Sentì movimento intorno a lei e capì che anche
gli altri agenti erano scesi
dalle vetture per andare a controllare cosa fosse accaduto.
Pregò che l’autostrada fosse deserta e che non si
fossero creati ulteriori
incidenti e si avvicinò a tentoni al furgone, fino a quando
quella nebbia non si
diradò quasi improvvisamente, lasciando libera la vista
davanti a lei.
E quello che vide la Kruger, fu stranamente una situazione di
normalità.
Il cellulare era lì, fermo come le altre macchine, ma ben
chiuso e
perfettamente tranquillo.
Davanti al portellone della vettura c’erano Semir e altri due
agenti in piedi,
uno dei quali stava per aprire il furgone della polizia per controllare
che
effettivamente all’interno fosse tutto tranquillo.
L’uomo aprì la portiera con
l’incomprensione dipinta sul volto.
E ciò che i poliziotti videro li lasciò immobili
e senza parole: il cellulare
era vuoto.
La
Kruger spalancò gli occhi incredula e portò
istintivamente la mano alla pistola voltandosi e guardandosi intorno
attraverso
la nebbia che si era ormai quasi diradata del tutto.
Non poteva essere vero.
Come aveva fatto? Cosa aveva prodotto tutto quel fumo? E chi era stato
ad
aprire il portellone?
Un complice del Giaguaro, ovvio.
Un complice che poi, nei pochi secondi di confusione seguiti
all’incidente, era
sparito inghiottito dal nulla esattamente come David Hoffman.

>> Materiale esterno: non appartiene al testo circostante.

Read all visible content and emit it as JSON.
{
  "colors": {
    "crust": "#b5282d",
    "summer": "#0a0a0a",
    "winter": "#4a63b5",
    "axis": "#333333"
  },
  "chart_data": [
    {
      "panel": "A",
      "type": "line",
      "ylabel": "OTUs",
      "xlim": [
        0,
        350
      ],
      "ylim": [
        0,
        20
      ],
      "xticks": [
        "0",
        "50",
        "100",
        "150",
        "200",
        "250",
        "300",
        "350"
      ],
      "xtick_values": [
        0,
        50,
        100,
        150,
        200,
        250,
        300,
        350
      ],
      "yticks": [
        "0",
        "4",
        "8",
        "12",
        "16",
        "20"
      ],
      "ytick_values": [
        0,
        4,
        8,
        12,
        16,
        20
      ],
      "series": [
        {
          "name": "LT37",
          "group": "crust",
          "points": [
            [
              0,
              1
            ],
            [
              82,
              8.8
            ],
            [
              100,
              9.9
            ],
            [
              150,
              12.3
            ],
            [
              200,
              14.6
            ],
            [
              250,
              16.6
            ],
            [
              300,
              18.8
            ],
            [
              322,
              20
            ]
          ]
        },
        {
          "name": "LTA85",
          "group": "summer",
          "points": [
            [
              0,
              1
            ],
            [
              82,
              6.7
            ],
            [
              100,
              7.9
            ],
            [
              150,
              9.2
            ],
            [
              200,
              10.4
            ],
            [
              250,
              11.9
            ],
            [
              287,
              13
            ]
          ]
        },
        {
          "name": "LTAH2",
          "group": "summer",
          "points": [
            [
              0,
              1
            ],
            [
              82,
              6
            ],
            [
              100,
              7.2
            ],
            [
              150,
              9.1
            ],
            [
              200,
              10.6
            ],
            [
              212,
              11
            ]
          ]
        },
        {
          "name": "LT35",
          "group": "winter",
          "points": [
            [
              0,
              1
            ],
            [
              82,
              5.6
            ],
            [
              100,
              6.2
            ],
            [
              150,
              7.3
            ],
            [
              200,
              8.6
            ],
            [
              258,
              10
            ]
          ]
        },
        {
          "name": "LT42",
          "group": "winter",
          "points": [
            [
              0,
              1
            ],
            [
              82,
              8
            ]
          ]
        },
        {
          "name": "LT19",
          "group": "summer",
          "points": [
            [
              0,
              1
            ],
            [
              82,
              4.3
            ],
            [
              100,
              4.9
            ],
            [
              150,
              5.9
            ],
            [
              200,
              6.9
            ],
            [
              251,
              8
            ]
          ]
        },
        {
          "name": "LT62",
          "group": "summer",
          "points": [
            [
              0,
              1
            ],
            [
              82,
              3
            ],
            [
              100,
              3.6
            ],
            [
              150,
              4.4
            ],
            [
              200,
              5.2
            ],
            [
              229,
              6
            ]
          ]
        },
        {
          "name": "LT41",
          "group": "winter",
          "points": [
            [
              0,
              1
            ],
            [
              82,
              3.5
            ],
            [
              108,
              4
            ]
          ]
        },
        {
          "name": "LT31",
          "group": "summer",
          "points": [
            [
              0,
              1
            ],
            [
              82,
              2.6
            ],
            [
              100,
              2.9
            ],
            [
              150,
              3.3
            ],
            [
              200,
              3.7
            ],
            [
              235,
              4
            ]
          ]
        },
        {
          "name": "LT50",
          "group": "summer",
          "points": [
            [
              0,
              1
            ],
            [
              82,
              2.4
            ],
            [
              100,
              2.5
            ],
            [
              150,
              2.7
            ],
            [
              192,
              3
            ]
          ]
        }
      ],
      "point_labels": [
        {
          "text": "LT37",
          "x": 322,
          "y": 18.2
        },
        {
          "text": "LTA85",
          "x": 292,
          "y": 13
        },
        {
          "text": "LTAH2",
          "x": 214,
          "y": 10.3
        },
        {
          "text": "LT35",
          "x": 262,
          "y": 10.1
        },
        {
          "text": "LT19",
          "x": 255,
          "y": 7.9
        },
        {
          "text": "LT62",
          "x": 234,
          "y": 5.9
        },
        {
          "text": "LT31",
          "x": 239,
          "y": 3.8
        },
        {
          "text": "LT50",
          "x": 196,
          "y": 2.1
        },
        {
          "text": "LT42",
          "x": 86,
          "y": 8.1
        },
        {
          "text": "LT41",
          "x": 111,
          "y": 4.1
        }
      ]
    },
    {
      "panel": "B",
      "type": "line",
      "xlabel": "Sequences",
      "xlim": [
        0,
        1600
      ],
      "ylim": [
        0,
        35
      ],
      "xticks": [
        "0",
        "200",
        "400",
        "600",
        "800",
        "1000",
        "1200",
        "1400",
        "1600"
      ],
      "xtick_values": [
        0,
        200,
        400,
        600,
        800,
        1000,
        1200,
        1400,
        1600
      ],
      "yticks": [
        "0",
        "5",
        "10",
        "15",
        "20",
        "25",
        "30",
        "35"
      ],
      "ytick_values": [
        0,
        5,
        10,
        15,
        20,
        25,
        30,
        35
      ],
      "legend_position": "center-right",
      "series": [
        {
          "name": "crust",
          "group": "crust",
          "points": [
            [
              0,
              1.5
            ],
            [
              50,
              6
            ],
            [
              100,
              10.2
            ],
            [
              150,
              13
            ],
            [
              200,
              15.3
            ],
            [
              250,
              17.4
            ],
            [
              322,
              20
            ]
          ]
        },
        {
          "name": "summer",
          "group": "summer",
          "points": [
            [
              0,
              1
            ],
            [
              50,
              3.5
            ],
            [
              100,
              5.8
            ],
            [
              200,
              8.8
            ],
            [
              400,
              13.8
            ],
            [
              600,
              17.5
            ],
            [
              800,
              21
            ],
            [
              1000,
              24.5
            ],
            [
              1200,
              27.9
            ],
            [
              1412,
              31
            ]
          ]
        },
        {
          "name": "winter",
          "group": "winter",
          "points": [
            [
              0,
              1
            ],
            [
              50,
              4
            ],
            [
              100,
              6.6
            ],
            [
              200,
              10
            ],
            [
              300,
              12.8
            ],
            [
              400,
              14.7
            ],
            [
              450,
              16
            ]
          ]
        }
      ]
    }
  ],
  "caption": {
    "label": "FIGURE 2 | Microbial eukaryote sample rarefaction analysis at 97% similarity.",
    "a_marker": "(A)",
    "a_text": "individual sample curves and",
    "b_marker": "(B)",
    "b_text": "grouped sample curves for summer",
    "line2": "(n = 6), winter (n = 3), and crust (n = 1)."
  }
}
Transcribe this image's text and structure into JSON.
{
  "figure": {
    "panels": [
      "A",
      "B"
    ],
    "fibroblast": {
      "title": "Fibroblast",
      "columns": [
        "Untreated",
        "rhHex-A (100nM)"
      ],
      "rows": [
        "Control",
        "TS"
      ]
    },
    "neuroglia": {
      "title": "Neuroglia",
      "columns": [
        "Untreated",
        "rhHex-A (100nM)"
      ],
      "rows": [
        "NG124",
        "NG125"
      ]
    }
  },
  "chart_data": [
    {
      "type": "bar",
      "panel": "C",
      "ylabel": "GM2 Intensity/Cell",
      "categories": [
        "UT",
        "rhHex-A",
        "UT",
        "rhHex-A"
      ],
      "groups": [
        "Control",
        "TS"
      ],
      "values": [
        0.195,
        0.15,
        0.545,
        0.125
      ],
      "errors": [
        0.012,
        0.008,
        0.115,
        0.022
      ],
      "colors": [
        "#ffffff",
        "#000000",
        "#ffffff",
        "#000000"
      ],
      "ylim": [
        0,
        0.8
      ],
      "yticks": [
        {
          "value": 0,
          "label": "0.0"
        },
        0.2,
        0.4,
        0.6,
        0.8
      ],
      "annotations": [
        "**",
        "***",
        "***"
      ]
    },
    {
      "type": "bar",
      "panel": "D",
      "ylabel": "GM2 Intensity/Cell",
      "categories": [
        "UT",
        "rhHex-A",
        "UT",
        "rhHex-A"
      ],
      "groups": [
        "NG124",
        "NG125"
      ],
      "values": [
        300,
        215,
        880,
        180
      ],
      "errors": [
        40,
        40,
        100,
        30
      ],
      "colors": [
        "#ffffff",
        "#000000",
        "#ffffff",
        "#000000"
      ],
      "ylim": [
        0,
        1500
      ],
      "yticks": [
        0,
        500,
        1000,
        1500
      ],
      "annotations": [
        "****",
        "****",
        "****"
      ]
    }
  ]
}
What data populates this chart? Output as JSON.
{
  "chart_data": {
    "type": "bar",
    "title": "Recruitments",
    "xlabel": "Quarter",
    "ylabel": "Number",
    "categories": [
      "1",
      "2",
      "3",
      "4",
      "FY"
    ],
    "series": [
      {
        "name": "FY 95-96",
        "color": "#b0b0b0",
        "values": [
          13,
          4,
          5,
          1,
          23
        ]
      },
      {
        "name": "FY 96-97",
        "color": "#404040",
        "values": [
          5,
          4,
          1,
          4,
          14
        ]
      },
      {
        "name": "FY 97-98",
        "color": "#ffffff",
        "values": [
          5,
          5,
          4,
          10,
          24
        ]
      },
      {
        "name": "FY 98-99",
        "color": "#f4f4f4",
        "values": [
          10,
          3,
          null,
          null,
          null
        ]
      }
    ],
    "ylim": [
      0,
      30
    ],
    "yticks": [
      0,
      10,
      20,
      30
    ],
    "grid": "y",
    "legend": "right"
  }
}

«Non è possibile...» mormorò
Semir «Non è possibile!».
«Gerkhan!» gridò la Kruger
«Vada a destra, io guardo da questa parte. Bonrath,
Jenny, guardate in quell’altra direzione!» fece
dando ordini ai suoi agenti
mentre anche gli uomini presenti dell’LKA si sparpagliavano
per il perimetro
dell’autostrada.
Semir si portò una mano alla fronte in un moto di
disperazione. Non poteva
crederci, non voleva crederci! Quell’incubo non voleva
finire, non finiva mai.
Si ritrovò a pregare che Ben arrivasse lì ad
aiutarlo, mentre confuso si
guardava intorno alla ricerca di quel criminale che era riuscito a
rovinarlo
così, prendendosi gioco di lui fin dal primo istante.
E fu allora che vide.
Vide un piccolo puntino nero in mezzo al campo di erbacce che
delimitava il
lato destro della carreggiata.
Senza nemmeno credere ai suoi occhi, estrasse la pistola,
scavalcò il guard
rail, e cominciò a correre.
Hoffman
correva, correva, correva.
Sperava che sarebbe riuscito ad allontanarsi senza essere visto.
Alfred, che lo aveva aiutato a liberarsi lanciando i fumogeni e
forzando il
portellone, era scomparso poi nel nulla, dandosela a gambe e
lasciandolo solo
troppo vicino agli sbirri.
Maledetto, gliela avrebbe fatta pagare.
Ma la sorte del suo scagnozzo non era il suo primo pensiero in quel
momento.
Continuò a correre a perdifiato e aveva già
cominciato a sorridere tra sé e sé
pensando ai poliziotti probabilmente ancora spaesati in mezzo al fumo,
quando
sentì una voce che gridava alle sue spalle e che si
avvicinava sempre di più.
«Hoffman!»
gridava Semir con quanto fiato aveva in
gola «Fermati, bastardo! Maledetto, fermati!».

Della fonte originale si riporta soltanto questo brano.